На природе, бесспорно, любая еда кажется вкуснее, однако в нашем случае это была не единственная причина: выяснилось, что Дилан целый год работал личным шеф-поваром где-то в Средиземноморье и потому мясо жарил с полным сознанием дела. Даже Фезер, которая – вот так неожиданность – оказалась веганом, не осталась голодной: для нее нашлись многочисленные контейнеры с салатами, один взгляд на которые говорил, что приготовлены они явно не любителем. И даже когда все прочие, сыто потягиваясь, расползлись кто куда, Фезер, у которой нос и лоб ярко пылали от долгого пребывания на солнце, по-прежнему сидела за столом и что-то жевала.
Дальше – лучше. Еще до начала экспедиции Кен заявил, что «насухую» работать не собирается, поэтому в путешествие с нами отправился холодильник с несколькими бутылками водки, одну из которых мы с ним вдвоем сейчас и распивали.
– Жить можно, – согласился я.
– Что там за история с окраской?
Вид у нас перед глазами менялся каждую минуту: солнце, садившееся все ниже, подсвечивало то красные полосы, то оранжевые, то коричневые, заставляя их отчетливо проступать не только на стенах скал, но и на валунах, лежащих на берегу.
– Это минеральные отложения.
– Сам знаю, балбес.

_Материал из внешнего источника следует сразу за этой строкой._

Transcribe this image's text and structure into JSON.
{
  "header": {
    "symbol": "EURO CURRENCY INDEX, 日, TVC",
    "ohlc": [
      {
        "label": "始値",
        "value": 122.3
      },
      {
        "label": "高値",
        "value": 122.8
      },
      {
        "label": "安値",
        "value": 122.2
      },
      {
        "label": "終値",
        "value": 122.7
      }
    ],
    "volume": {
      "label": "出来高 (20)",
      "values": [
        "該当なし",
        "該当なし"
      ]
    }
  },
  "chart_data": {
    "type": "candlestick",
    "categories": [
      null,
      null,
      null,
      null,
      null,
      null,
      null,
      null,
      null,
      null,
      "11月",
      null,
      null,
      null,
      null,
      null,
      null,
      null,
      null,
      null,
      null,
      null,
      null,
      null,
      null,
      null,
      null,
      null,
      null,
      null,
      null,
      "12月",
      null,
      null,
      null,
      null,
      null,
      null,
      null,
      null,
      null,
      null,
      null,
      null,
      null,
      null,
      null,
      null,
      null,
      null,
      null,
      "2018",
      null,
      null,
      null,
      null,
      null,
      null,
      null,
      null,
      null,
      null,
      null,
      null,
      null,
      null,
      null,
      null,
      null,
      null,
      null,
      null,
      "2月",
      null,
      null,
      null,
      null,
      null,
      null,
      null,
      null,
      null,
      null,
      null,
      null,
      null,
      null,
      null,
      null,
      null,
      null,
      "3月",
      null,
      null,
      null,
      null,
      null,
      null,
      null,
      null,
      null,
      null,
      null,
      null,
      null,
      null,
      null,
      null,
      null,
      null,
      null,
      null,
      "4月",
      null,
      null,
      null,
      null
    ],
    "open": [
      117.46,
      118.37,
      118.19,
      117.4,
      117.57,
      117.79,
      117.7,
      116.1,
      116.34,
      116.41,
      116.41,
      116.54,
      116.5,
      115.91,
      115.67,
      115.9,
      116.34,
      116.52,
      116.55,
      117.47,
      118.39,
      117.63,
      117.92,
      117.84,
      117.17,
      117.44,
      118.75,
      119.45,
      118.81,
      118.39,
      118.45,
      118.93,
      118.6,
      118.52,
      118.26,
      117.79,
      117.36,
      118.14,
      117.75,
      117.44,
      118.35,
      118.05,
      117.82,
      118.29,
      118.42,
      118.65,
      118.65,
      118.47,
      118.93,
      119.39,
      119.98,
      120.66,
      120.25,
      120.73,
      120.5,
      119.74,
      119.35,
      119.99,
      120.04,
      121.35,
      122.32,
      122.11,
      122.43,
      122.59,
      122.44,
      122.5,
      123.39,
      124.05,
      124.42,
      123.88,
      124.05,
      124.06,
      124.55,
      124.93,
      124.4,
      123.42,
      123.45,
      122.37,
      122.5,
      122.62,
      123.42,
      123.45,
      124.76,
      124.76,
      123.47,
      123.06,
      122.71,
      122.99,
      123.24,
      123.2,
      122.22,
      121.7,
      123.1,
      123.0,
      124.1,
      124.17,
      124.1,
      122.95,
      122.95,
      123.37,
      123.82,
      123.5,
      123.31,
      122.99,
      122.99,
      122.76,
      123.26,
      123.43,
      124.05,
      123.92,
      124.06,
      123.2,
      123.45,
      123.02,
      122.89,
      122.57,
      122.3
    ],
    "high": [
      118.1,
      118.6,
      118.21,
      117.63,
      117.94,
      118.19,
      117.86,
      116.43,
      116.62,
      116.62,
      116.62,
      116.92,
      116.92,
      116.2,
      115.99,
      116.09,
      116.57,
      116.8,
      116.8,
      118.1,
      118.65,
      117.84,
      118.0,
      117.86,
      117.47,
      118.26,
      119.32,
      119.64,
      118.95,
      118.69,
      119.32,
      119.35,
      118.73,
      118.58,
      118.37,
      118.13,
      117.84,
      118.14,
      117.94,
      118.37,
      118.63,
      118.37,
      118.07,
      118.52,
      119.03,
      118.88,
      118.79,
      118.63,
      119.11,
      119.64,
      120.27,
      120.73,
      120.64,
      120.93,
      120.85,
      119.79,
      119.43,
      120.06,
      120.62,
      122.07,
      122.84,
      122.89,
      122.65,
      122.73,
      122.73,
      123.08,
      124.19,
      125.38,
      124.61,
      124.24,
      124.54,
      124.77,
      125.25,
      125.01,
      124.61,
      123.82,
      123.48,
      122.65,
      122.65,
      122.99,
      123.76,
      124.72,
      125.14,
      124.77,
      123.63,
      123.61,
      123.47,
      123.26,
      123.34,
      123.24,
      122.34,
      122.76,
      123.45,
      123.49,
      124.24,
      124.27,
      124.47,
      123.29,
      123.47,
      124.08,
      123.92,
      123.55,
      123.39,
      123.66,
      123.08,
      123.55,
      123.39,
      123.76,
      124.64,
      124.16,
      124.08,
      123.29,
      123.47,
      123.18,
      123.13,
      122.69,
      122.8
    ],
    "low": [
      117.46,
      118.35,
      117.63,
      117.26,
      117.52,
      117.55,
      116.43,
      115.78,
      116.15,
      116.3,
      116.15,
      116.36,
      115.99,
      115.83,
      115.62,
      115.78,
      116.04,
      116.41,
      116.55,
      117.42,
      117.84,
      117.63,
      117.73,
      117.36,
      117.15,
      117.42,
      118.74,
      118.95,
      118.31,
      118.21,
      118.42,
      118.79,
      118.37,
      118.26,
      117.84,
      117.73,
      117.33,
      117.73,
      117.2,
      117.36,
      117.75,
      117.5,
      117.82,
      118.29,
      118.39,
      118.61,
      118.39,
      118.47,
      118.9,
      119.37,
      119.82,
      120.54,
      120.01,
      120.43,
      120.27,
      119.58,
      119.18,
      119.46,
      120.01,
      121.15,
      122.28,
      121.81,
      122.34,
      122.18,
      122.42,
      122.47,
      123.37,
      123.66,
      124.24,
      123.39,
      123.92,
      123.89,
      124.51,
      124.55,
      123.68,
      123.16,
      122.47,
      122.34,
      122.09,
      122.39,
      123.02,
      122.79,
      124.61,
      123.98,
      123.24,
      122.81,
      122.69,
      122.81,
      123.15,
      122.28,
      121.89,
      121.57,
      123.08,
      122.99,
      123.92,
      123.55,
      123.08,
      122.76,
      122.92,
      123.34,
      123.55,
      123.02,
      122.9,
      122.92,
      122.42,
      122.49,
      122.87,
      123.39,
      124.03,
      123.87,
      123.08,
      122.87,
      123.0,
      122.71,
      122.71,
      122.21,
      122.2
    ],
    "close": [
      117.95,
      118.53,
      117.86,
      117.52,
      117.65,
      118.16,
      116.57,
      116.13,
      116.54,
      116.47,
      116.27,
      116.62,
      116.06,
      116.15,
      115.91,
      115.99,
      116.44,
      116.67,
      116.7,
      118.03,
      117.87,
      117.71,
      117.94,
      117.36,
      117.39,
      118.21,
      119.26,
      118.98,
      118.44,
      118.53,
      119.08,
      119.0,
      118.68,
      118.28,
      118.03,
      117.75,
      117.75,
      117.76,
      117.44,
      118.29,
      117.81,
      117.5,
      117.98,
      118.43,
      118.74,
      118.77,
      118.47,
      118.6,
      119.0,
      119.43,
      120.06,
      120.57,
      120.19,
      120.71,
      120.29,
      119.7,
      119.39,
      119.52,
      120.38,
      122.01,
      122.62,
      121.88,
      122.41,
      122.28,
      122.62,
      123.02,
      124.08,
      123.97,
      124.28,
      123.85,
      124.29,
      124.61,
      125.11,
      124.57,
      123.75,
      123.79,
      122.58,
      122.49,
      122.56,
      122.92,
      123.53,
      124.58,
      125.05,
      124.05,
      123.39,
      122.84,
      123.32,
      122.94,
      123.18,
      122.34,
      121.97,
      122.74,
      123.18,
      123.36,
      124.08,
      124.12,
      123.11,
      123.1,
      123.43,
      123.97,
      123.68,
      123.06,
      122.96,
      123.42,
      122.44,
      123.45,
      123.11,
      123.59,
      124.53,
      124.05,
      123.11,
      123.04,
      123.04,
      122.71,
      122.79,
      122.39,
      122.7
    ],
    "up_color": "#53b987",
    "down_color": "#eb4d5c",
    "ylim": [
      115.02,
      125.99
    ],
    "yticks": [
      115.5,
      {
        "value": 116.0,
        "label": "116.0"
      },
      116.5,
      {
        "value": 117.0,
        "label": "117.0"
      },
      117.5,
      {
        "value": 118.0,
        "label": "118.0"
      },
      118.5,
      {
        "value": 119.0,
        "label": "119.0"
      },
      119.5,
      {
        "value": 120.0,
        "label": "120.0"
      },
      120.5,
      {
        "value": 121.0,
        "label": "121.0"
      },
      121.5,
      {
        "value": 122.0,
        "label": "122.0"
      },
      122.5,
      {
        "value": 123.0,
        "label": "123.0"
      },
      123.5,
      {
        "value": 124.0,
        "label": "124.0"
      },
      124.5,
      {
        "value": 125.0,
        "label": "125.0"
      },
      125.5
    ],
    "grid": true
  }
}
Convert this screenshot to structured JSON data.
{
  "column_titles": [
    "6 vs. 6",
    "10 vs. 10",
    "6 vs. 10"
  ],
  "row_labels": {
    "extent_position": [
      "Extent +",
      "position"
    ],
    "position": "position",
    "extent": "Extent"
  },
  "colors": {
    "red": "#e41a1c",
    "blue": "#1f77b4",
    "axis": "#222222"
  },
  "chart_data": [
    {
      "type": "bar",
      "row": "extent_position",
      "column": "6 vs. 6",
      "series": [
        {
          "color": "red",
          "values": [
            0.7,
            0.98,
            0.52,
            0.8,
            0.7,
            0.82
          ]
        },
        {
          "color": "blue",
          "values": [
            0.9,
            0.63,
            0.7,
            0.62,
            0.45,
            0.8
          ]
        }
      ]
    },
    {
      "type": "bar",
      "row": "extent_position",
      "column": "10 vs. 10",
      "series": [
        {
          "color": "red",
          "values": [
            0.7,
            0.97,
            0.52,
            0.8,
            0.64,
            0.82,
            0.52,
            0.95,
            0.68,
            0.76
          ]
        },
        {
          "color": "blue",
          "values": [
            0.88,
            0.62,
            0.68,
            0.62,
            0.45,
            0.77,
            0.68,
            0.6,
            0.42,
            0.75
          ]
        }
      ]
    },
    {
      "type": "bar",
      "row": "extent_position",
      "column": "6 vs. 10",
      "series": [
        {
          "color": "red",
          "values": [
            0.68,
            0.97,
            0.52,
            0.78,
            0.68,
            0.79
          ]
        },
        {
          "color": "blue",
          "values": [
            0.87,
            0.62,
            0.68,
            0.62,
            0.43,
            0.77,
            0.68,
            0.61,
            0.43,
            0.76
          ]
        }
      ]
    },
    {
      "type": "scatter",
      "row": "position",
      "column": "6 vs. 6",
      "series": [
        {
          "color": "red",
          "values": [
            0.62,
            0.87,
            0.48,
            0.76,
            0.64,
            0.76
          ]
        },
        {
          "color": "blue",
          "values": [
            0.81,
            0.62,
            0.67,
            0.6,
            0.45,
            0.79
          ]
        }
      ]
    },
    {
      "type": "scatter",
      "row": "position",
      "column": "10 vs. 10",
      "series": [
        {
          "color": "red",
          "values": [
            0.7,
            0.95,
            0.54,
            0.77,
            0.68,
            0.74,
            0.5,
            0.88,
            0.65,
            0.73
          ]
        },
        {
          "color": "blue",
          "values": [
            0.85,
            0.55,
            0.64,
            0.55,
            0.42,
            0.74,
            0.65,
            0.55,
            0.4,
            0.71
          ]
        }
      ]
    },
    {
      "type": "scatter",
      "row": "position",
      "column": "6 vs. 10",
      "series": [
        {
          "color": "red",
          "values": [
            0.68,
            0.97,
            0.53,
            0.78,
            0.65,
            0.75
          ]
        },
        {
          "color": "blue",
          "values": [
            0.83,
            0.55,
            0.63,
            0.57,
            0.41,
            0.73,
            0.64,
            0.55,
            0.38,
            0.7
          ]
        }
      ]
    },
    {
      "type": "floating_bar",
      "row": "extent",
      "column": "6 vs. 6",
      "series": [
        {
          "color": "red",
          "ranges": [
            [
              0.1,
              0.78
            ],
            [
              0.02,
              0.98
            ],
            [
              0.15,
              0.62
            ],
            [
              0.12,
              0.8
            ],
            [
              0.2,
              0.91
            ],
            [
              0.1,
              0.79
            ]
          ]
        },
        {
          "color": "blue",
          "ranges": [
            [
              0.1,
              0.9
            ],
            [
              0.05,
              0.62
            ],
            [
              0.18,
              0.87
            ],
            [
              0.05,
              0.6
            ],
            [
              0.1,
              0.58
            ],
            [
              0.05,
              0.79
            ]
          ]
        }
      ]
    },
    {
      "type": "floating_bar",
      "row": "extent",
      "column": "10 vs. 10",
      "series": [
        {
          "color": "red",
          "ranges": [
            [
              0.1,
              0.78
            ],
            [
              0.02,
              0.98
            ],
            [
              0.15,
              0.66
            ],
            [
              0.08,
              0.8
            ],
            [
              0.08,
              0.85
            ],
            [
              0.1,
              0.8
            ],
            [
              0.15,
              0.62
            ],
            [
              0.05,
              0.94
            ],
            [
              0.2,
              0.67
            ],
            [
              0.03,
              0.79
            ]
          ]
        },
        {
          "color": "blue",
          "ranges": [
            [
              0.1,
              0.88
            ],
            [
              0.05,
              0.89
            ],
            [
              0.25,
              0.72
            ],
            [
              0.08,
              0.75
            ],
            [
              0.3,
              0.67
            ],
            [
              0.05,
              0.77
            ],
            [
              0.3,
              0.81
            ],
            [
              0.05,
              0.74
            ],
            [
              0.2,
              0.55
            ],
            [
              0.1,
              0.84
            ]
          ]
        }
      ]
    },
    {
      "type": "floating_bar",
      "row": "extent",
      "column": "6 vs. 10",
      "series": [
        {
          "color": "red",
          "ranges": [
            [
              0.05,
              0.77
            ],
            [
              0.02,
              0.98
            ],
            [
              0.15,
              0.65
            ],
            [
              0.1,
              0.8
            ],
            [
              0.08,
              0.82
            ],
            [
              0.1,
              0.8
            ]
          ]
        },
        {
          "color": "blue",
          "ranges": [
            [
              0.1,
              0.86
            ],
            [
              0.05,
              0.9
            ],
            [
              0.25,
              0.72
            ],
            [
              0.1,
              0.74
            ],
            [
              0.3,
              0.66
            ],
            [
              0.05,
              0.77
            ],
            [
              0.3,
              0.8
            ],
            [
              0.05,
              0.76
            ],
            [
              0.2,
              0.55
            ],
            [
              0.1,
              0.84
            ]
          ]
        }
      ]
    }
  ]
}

Я про другое: нам ведь нужен кусок скалы какой-то особенной окраски?
– Значительная часть этой стены так называемого Мраморного каньона состоит из кристаллического сланца Вишну. Этому минералу два миллиарда лет, залежи образуются в недрах земли, на глубине десяти миль. Под давлением он спрессовывается, становится относительно твердым и приобретает темно-коричневый цвет. Но согласно Кинкейду, вблизи пещеры порода залегает не горизонтальными слоями, а «пятнами». Что сужает поле поиска до сектора протяженностью в пять миль.
– Пять миль сплошной каменной стены – за пару часов тут точно не управишься.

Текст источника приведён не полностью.